5 Ağustos 2024 Pazartesi

"Pabucu Dama Atılmak" Deyiminin Hikâyesi

 


En az iki sözcükten oluşan, bir durumu anlatan ve genellikle gerçek anlamından uzaklaşarak mecaz anlam kazanan sözcük gruplarına deyim adı verilir. “Az sözle çok şey anlatma” gibi önemli bir işlevi olan deyimlerin ilgi çekici hikâyeleri vardır. Bu yazımızda sözlük anlamı “Kendinden üstün birinin çıkmasıyla gözden düşmek” olan “pabucu dama atılmak” deyiminin hikâyesini anlatacağız.

 

“Pabucu Dama Atılmak” Deyiminin Hikâyesi

Osmanlılar devrinde esnaf teşkilâtı, Ahilik geleneğinin uzantısı olarak belli bir nizam içerisinde ve fevkalade sağlıklı işlemiştir. Her esnaf teşekkülünün bir kethüdası bulunur ve kethüda o meslek dalının inceliklerini, kanunlarını, yönetim biçimini iyi bilir, esnafın çalışma düzeni ve dürüstlüğünü denetlermiş. Esnaf ile kethüda arasında yiğitbaşı denilen, bilirkişi konumunda bir esnaf temsilcisi bulunur, sanatında hile yapanlar olursa, yiğitbaşı tarafından tespit edilerek kethüdaya bildirilir ve gerekli cezaî işlemler başlatılırmış. Bu, bir nevi, şimdiki TSE kontrolörlüğü demektir.

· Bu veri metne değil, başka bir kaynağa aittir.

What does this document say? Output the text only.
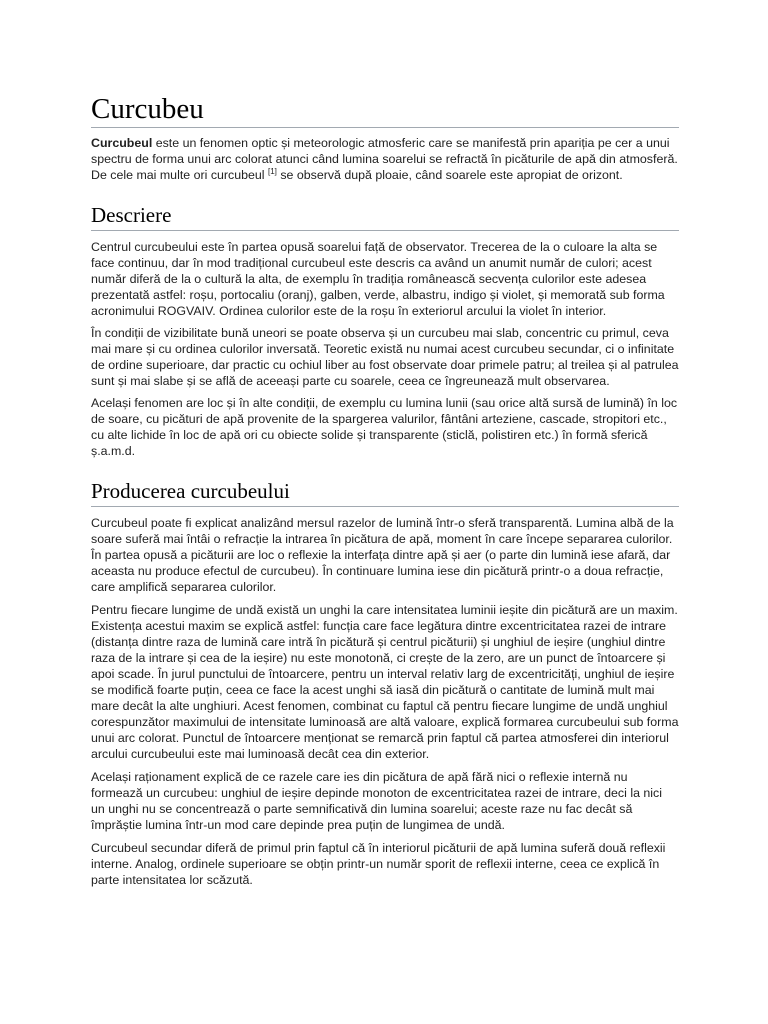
Curcubeu

Curcubeul este un fenomen optic și meteorologic atmosferic care se manifestă prin apariția pe cer a unui spectru de forma unui arc colorat atunci când lumina soarelui se refractă în picăturile de apă din atmosferă. De cele mai multe ori curcubeul [1] se observă după ploaie, când soarele este apropiat de orizont.

Descriere

Centrul curcubeului este în partea opusă soarelui față de observator. Trecerea de la o culoare la alta se face continuu, dar în mod tradițional curcubeul este descris ca având un anumit număr de culori; acest număr diferă de la o cultură la alta, de exemplu în tradiția românească secvența culorilor este adesea prezentată astfel: roșu, portocaliu (oranj), galben, verde, albastru, indigo și violet, și memorată sub forma acronimului ROGVAIV. Ordinea culorilor este de la roșu în exteriorul arcului la violet în interior.

În condiții de vizibilitate bună uneori se poate observa și un curcubeu mai slab, concentric cu primul, ceva mai mare și cu ordinea culorilor inversată. Teoretic există nu numai acest curcubeu secundar, ci o infinitate de ordine superioare, dar practic cu ochiul liber au fost observate doar primele patru; al treilea și al patrulea sunt și mai slabe și se află de aceeași parte cu soarele, ceea ce îngreunează mult observarea.

Același fenomen are loc și în alte condiții, de exemplu cu lumina lunii (sau orice altă sursă de lumină) în loc de soare, cu picături de apă provenite de la spargerea valurilor, fântâni arteziene, cascade, stropitori etc., cu alte lichide în loc de apă ori cu obiecte solide și transparente (sticlă, polistiren etc.) în formă sferică ș.a.m.d.

Producerea curcubeului

Curcubeul poate fi explicat analizând mersul razelor de lumină într-o sferă transparentă. Lumina albă de la soare suferă mai întâi o refracție la intrarea în picătura de apă, moment în care începe separarea culorilor. În partea opusă a picăturii are loc o reflexie la interfața dintre apă și aer (o parte din lumină iese afară, dar aceasta nu produce efectul de curcubeu). În continuare lumina iese din picătură printr-o a doua refracție, care amplifică separarea culorilor.

Pentru fiecare lungime de undă există un unghi la care intensitatea luminii ieșite din picătură are un maxim. Existența acestui maxim se explică astfel: funcția care face legătura dintre excentricitatea razei de intrare (distanța dintre raza de lumină care intră în picătură și centrul picăturii) și unghiul de ieșire (unghiul dintre raza de la intrare și cea de la ieșire) nu este monotonă, ci crește de la zero, are un punct de întoarcere și apoi scade. În jurul punctului de întoarcere, pentru un interval relativ larg de excentricități, unghiul de ieșire se modifică foarte puțin, ceea ce face la acest unghi să iasă din picătură o cantitate de lumină mult mai mare decât la alte unghiuri. Acest fenomen, combinat cu faptul că pentru fiecare lungime de undă unghiul corespunzător maximului de intensitate luminoasă are altă valoare, explică formarea curcubeului sub forma unui arc colorat. Punctul de întoarcere menționat se remarcă prin faptul că partea atmosferei din interiorul arcului curcubeului este mai luminoasă decât cea din exterior.

Același raționament explică de ce razele care ies din picătura de apă fără nici o reflexie internă nu formează un curcubeu: unghiul de ieșire depinde monoton de excentricitatea razei de intrare, deci la nici un unghi nu se concentrează o parte semnificativă din lumina soarelui; aceste raze nu fac decât să împrăștie lumina într-un mod care depinde prea puțin de lungimea de undă.

Curcubeul secundar diferă de primul prin faptul că în interiorul picăturii de apă lumina suferă două reflexii interne. Analog, ordinele superioare se obțin printr-un număr sporit de reflexii interne, ceea ce explică în parte intensitatea lor scăzută.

Herkesin meslek ahlâkı ilkeleriyle çalıştığı o dönemlerde bir zanaatkârın yaptığı işte ihmal veya hileye sapması, nadir görülen hadiselerdendir. Çabucak bozulan, yırtılan veya çürüyen mallarda bir hile aranır, bulunursa kethüdaya şikâyetle ilgilinin cezalandırılması istenirmiş.

Takdir edilir ki ayakkabı imalatı, bu tür şikayetlere açık bir meslektir. Kısa sürede eskiyen ayakkabının kullanım hatası mı, yoksa üretim hatası mı olduğu sık sık tartışma ve şikayet konusu edilmeye başlandığı devirlerde, çürük çarık yapılan, çabuk sökülen yahut delinen ayakkabılar dolayısıyla kethüda, sık sık çarıkçılar yiğitbaşısını çağırıp tahkikat yaptırır olmuş. Eğer bir imalat hilesi söz konusu ise ilgili usta çağrılır, esnafın ileri gelenleri, yiğitbaşı ve diğer meslek temsilcileri huzurunda kethüda tarafından tekdir edilir, aldığı ücretin müşteriye iadesi sağlanır, dava konusu olan ayakkabı da kullanılmamak için dama atılırmış.

Bir esnafın yaptığı ayakkabının dama atılması o usta için en büyük ayıp olup meslekteki şeref ve itibarını sıfırlar ve müşterisinin azalmasına yol açarmış. Bu uygulama bütün esnaf teşkilâtı için bir genelleme niteliğinde olup birisi hakkında “pabucu dama atıldı” denilmesi artık o meslekten ekmek yemesinin zor olduğuna işaret sayılmış, esnafın bu titizlik ile iş görmesi temin edilmiştir.

Bu uygulamanın Ahî Evran’dan kalma olduğu, daha o zamanlarda da hatalı malzeme üreten zanaatkârın, Ahi şeyhi tarafından meclisten çıkarılıp pabucunun tekke damına atıldığı ve evine yalınayak gönderildiğine dair rivayetler vardır.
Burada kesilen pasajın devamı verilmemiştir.